Source tracking
How source_proxy preserves the link between input identity and output when data is transformed through a pipeline.
The problem
When you call apply_to() or as_completed() on a data store, each member is fed through the pipeline independently. The pipeline may transform the data into something completely different — a new object with no reference back to the input that produced it. But the writer at the end of the pipeline needs to know which input produced which output so it can assign the correct unique ID in the output data store.
For example, if a loader reads "gene_001.fa" and the pipeline returns a translated protein sequence, the writer needs to store that result under the key "gene_001". Without a mechanism to carry the input identity forward, this link is lost.
How source_proxy solves it
source_proxy is a transparent wrapper that carries two extra pieces of state alongside the wrapped object:
.source— the original input (or its identifier), preserved across transformations.uuid— a unique identifier for this proxy instance, used for hashing
When as_completed() or apply_to() processes a data store, each member is wrapped in a source_proxy before entering the pipeline. Because source_proxy delegates attribute access to the wrapped object via __getattr__, downstream apps see the original object and do not need to know about the proxy.
from scinexus.composable import source_proxy
proxy = source_proxy(some_data)
proxy.source # the original input
proxy.uuid # unique identifier for this proxy
proxy.any_attr # delegates to some_data.any_attr
How propagate_source preserves the link
After each pipeline step, the result needs to be re-associated with the original source. propagate_source handles this:
- If the result already has a
.sourceattribute (e.g. it is aDataMemberor another object that natively tracks its origin), the proxy is unwrapped — the result stands on its own. - Otherwise, the proxy's wrapped object is updated to the new result via
set_obj(), and the proxy (still carrying the original.source) is returned.

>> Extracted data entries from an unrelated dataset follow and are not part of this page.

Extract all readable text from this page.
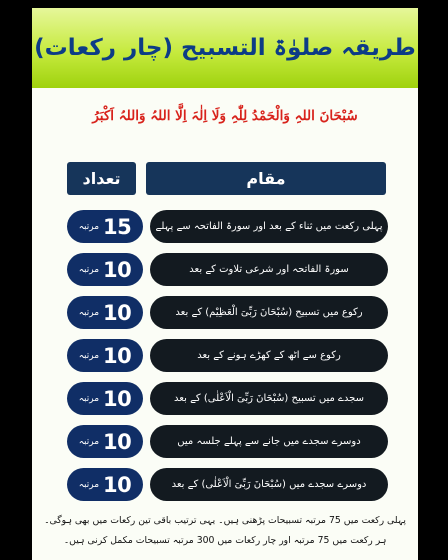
طریقہ صلوٰۃ التسبیح (چار رکعات)
سُبْحَانَ اللہِ وَالْحَمْدُ لِلّٰہِ وَلَا اِلٰہَ اِلَّا اللہُ وَاللہُ اَکْبَرُ
تعداد	مقام
مرتبہ 15	پہلی رکعت میں ثناء کے بعد اور سورۃ الفاتحہ سے پہلے
مرتبہ 10	سورۃ الفاتحہ اور شرعی تلاوت کے بعد
مرتبہ 10	رکوع میں تسبیح (سُبْحَانَ رَبِّیَ الْعَظِیْم) کے بعد
مرتبہ 10	رکوع سے اٹھ کے کھڑے ہونے کے بعد
مرتبہ 10	سجدے میں تسبیح (سُبْحَانَ رَبِّیَ الْاَعْلٰی) کے بعد
مرتبہ 10	دوسرے سجدے میں جانے سے پہلے جلسہ میں
مرتبہ 10	دوسرے سجدے میں (سُبْحَانَ رَبِّیَ الْاَعْلٰی) کے بعد
پہلی رکعت میں 75 مرتبہ تسبیحات پڑھنی ہیں۔ یہی ترتیب باقی تین رکعات میں بھی ہوگی۔
ہر رکعت میں 75 مرتبہ اور چار رکعات میں 300 مرتبہ تسبیحات مکمل کرنی ہیں۔
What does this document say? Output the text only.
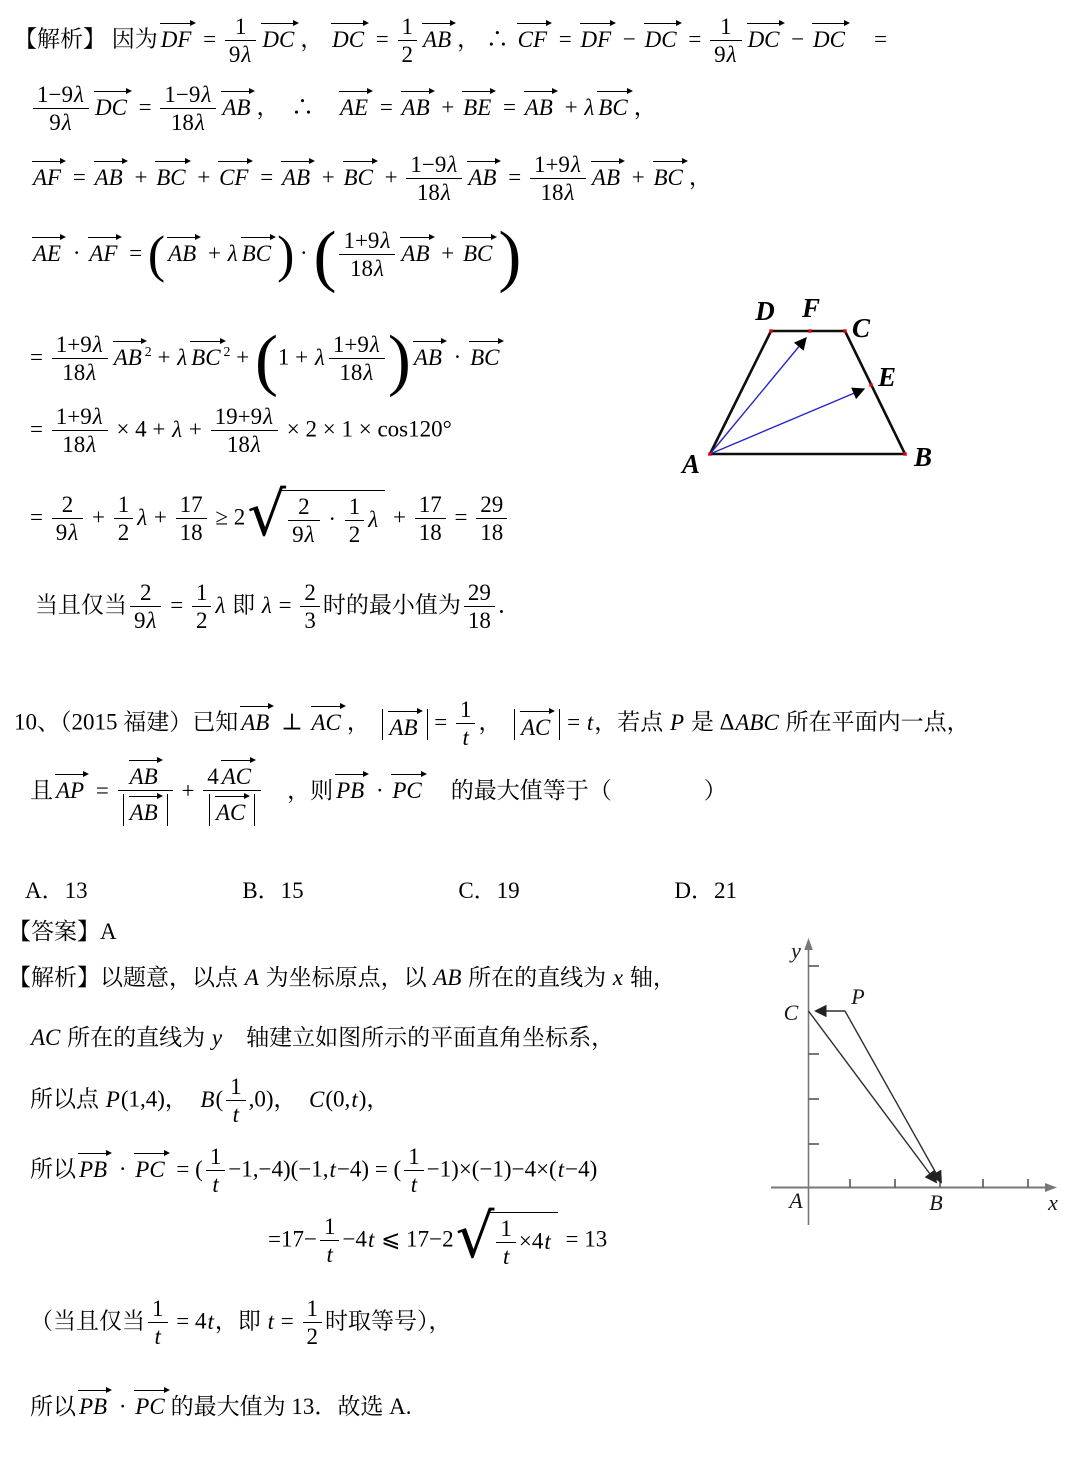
【解析】 因为 DF = $\frac{1}{9\lambda}$ DC ， DC = $\frac{1}{2}$ AB ， ∴ CF = DF − DC = $\frac{1}{9\lambda}$ DC − DC　=
$\frac{1-9\lambda}{9\lambda}$ DC = $\frac{1-9\lambda}{18\lambda}$ AB ，　∴　AE = AB + BE = AB + λ BC ，
AF = AB + BC + CF = AB + BC + $\frac{1-9\lambda}{18\lambda}$ AB = $\frac{1+9\lambda}{18\lambda}$ AB + BC ，
AE · AF = ( AB + λ BC ) · ( $\frac{1+9\lambda}{18\lambda}$ AB + BC)
= $\frac{1+9\lambda}{18\lambda}$ AB $^2$ + λ BC $^2$ + (1 + λ $\frac{1+9\lambda}{18\lambda}$ ) AB · BC
= $\frac{1+9\lambda}{18\lambda} \times 4 + \lambda + \frac{19+9\lambda}{18\lambda} \times 2 \times 1 \times \cos 120^\circ$
= $\frac{2}{9\lambda} + \frac{1}{2}$ $\lambda + \frac{17}{18} \ge 2$ √ $\frac{2}{9\lambda} \cdot \frac{1}{2}$ $\lambda + \frac{17}{18} = \frac{29}{18}$
当且仅当 $\frac{2}{9\lambda} = \frac{1}{2}$ λ 即 $\lambda = \frac{2}{3}$ 时的最小值为 $\frac{29}{18}$ ．
D F
C
E
A	B
10、（2015 福建）已知 AB ⊥ AC ，　 AB = $\frac{1}{t}$ ，　 AC = t，若点 P 是 ΔABC 所在平面内一点，
且 AP = $\frac{AB}{AB} + \frac{4 AC}{AC}$ 　，则 PB · PC　的最大值等于（　　　　）
A．13	B．15	C．19	D．21
【答案】A
【解析】以题意，以点 A 为坐标原点，以 AB 所在的直线为 x 轴，
AC 所在的直线为 y　轴建立如图所示的平面直角坐标系，
所以点 P(1,4)，　$B( \frac{1}{t} ,0)$，　C(0,t)，
所以 PB · PC = ( $\frac{1}{t} -1,-4)(-1,t-4)$ = ( $\frac{1}{t} -1)\times(-1)-4\times(t-4)$
$=17- \frac{1}{t} -4t$ ⩽ 17−2 √ $\frac{1}{t} \times 4t = 13$
（当且仅当 $\frac{1}{t} = 4t$，即 $t = \frac{1}{2}$ 时取等号），
所以 PB · PC 的最大值为 13．故选 A.
y
x
A	B
C
P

This means the source identity survives an arbitrary number of pipeline steps, even when intermediate apps return entirely new objects.
Why this matters for writers
WriterApp.apply_to() uses the source to derive unique IDs for output records. This enables append-only semantics: on a subsequent run against the same data store, records that already exist in the output are skipped. The unique ID comes from the original input's identity (via get_data_source()), which is only available because source_proxy carried it through the pipeline.
Without source tracking, the writer would have no way to determine whether a result corresponds to an input that has already been processed.